Tullow Oil missed out as the London market recovered a large chunk of Monday’s losses.
As the FTSE 100 rallied 1.7 per cent, shares in the exploration and production company fell 5.5 per cent to 597½p after Dresdner Kleinwort advised clients to “sell”.
“Tullow has been among the best performing E&Ps during 2007 following successful exploration in both Uganda and Ghana,” said analyst William Arnstein.
“However, we believe that the shares have appreciated too far and that the future success implied in the price is far from guaranteed, let alone on the same scale,” he said.
In the wider market, traders were left bemused and exhausted after a day of extreme volatility.
London opened higher, rebounding from three days of weakness, but was soon in negative territory amid rumours of fresh writedowns in the banking sector.

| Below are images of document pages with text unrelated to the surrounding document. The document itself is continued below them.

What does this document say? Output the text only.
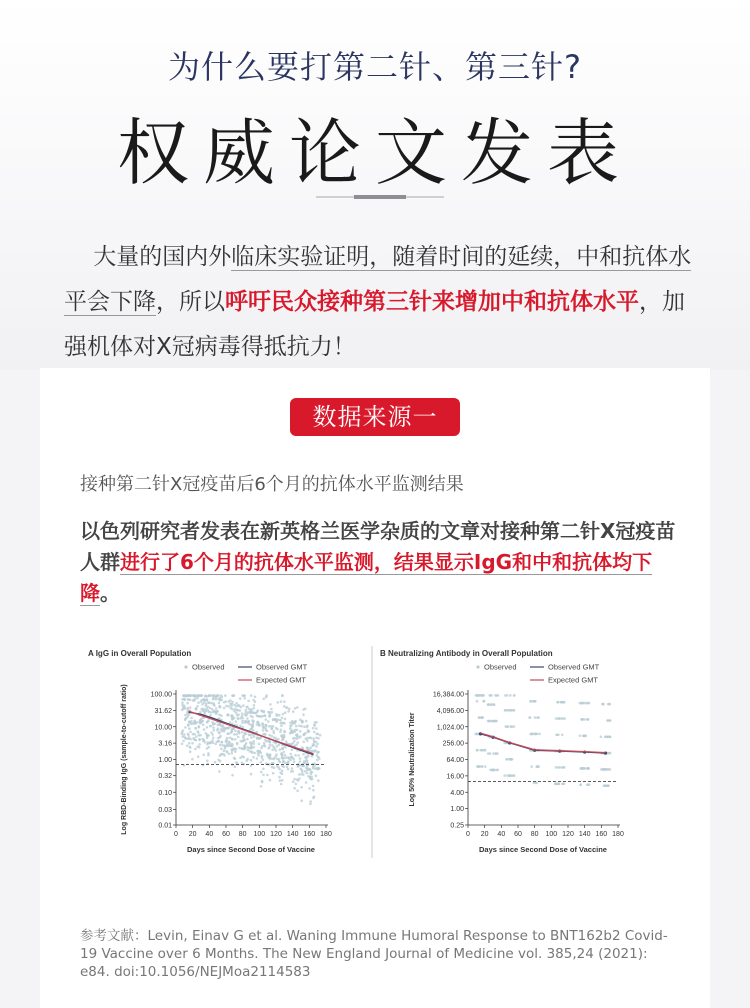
为什么要打第二针、第三针?
权威论文发表
大量的国内外临床实验证明，随着时间的延续，中和抗体水平会下降，所以呼吁民众接种第三针来增加中和抗体水平，加强机体对X冠病毒得抵抗力！
数据来源一
接种第二针X冠疫苗后6个月的抗体水平监测结果
以色列研究者发表在新英格兰医学杂质的文章对接种第二针X冠疫苗人群进行了6个月的抗体水平监测，结果显示IgG和中和抗体均下降。
A IgG in Overall Population
Observed	Observed GMT
Expected GMT
100.00
31.62
10.00
3.16
1.00
0.32
0.10
0.03
0.01
0 20 40 60 80 100 120 140 160 180
Days since Second Dose of Vaccine
Log RBD-Binding IgG (sample-to-cutoff ratio)
B Neutralizing Antibody in Overall Population
Observed	Observed GMT
Expected GMT
16,384.00
4,096.00
1,024.00
256.00
64.00
16.00
4.00
1.00
0.25
0 20 40 60 80 100 120 140 160 180
Days since Second Dose of Vaccine
Log 50% Neutralization Titer
参考文献：Levin, Einav G et al. Waning Immune Humoral Response to BNT162b2 Covid-19 Vaccine over 6 Months. The New England Journal of Medicine vol. 385,24 (2021): e84. doi:10.1056/NEJMoa2114583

However, the market then turned around, rising 1.5 per cent during in the afternoon as Wall Street opened higher.
By the close, the FTSE 100 was up 105.7 points, or 1.7 per cent, at 6,226.5 with dealers unable to come up with anything better than bargain hunting and rumours of an emergency rate cut from the Federal Reserve to explain the recovery from Monday’s losses.

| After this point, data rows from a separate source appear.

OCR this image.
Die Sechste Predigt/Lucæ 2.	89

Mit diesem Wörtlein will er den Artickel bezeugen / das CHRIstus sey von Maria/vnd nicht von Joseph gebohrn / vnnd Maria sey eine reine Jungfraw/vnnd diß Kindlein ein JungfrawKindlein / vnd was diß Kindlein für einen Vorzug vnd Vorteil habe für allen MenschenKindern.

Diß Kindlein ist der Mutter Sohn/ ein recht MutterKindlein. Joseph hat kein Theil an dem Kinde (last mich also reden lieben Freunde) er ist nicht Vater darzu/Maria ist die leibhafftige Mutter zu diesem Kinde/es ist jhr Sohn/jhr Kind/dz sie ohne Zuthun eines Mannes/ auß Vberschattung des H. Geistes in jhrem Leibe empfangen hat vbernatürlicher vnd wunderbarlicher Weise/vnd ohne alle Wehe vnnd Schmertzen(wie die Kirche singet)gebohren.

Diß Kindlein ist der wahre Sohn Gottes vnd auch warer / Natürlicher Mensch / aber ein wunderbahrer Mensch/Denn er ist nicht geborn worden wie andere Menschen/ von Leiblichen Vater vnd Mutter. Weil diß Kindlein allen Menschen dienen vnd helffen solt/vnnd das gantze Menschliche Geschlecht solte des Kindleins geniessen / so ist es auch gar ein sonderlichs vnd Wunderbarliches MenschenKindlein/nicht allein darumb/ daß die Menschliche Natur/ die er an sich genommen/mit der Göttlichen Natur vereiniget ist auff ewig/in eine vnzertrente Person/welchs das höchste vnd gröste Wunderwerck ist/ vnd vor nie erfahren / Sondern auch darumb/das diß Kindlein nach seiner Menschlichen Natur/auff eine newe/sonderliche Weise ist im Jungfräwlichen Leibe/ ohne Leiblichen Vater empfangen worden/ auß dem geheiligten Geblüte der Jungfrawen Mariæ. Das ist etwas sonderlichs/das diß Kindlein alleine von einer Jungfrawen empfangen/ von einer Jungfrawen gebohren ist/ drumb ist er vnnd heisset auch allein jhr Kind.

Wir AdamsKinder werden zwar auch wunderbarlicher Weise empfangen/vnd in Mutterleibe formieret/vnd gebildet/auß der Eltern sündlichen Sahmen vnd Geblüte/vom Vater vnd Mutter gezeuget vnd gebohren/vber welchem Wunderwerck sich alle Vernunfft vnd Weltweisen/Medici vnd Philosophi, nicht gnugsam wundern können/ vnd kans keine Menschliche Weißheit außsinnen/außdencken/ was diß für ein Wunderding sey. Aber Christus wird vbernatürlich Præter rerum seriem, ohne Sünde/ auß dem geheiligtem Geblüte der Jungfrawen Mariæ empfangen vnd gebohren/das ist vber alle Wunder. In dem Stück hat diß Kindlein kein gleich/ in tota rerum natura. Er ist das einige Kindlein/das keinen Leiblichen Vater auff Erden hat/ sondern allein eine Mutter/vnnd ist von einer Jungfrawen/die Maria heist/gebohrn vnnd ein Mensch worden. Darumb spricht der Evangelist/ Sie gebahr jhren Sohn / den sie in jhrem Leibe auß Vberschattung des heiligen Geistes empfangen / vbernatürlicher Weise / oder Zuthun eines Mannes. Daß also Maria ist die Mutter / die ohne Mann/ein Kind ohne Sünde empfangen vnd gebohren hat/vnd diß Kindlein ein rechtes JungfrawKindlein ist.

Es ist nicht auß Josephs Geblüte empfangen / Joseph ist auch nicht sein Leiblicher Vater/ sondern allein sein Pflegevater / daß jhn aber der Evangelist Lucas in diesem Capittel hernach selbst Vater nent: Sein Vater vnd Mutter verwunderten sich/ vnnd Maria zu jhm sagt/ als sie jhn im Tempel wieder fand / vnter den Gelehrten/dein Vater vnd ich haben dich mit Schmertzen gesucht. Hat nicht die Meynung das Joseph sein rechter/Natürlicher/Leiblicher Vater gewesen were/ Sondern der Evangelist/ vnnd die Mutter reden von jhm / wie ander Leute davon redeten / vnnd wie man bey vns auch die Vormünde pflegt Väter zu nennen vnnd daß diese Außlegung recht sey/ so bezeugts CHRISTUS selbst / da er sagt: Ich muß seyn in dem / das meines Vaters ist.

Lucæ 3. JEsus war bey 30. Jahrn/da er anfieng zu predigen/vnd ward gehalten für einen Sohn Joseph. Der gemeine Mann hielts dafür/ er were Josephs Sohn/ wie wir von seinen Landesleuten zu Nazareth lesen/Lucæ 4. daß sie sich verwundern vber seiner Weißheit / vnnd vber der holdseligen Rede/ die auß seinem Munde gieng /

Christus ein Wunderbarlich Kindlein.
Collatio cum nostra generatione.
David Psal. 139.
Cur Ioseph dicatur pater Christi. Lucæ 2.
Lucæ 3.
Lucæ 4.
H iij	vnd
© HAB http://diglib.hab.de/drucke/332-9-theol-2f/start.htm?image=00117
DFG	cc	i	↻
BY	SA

Lower down the market, the FTSE 250 advanced 95.4 points, or 0.9 per cent, to 10,499.9.
Icap, the inter-dealer broker, led the market higher. Its shares jumped 12.9 per cent to 645p after interim results exceeded expectations and the company upgraded guidance for the full year.
The stock was also helped by takeover speculation, with the CME Group, the world’s biggest derivatives exchange, the name in the frame.
Property stocks were also in demand as they bounced back from Monday’s sharp losses. Land Securities advanced 7.3 per cent to £14.77, while British Land moved up 6.5 per cent to 873½p.
On a more speculative tack, Rio Tinto added 2.2 per cent to £51.63 on rumours of a £65-a-share break-up bid led by CVRD of Brazil.
In the banking sector, Barclays moved up 5.1 per cent to 516½p, while Royal Bank of Scotland improved 2.1 per cent to 412½p.
Reuters, the news and financial information group, underperformed, however, falling 1.7 per cent to 600p. Traders said hedge funds were being forced to sell out of several “deal” names. Reuters is seeking to merge with Thomson, its Canadian rival.
Scottish & Newcastle, the brewer which has rejected a 750p-a-share offer from Carlsberg and Heineken, eased 1.3 per cent to 729p after a weak third-quarter trading update.
Traders said the share price fall also reflected S&N’s pledge to fight Carlsberg for control of Baltic Beverage Holdings, its east European joint venture, in the courts.
Merrill Lynch said: “If S&N does win the arbitration, it mentioned that it is willing to introduce a minority partner. This will clearly be an opportunity for SABMiller. But this will remove the bid premium from the S&N share price, with potential significant downside for shareholders.”
Paragon Group, the specialist mortgage lender, provided the main talking point in the FTSE 250. Paragon shares dropped 39 per cent to 125p after saying it was facing problems raising new funds and it might need to raise £280m from its shareholders.
Software developer Misys was marked 3.4 per cent lower at 205p after Merrill Lynch downgraded from “buy” to “neutral”.
“Misys is highly exposed to the two main risk factors affecting the market [currency and financial services exposure] but trades on a significantly higher multiple than its less risky peers,” it said.
Gyrus, the medical devices company, firmed 0.3p to 609p. Japan’s Olympus Corporation, which announced a 630p-a-share recommended offer on Monday, revealed on Tuesday that it had raided the market and bought 20 per cent of Gyrus.
Shaftesbury, the property company focused on London’s West End, rose 4 per cent to 560½p on stake-building rumours. Crédit Agricole declared a 5 per cent holding on Tuesday. Traders believe the stake could be a hedge for a client derivative position.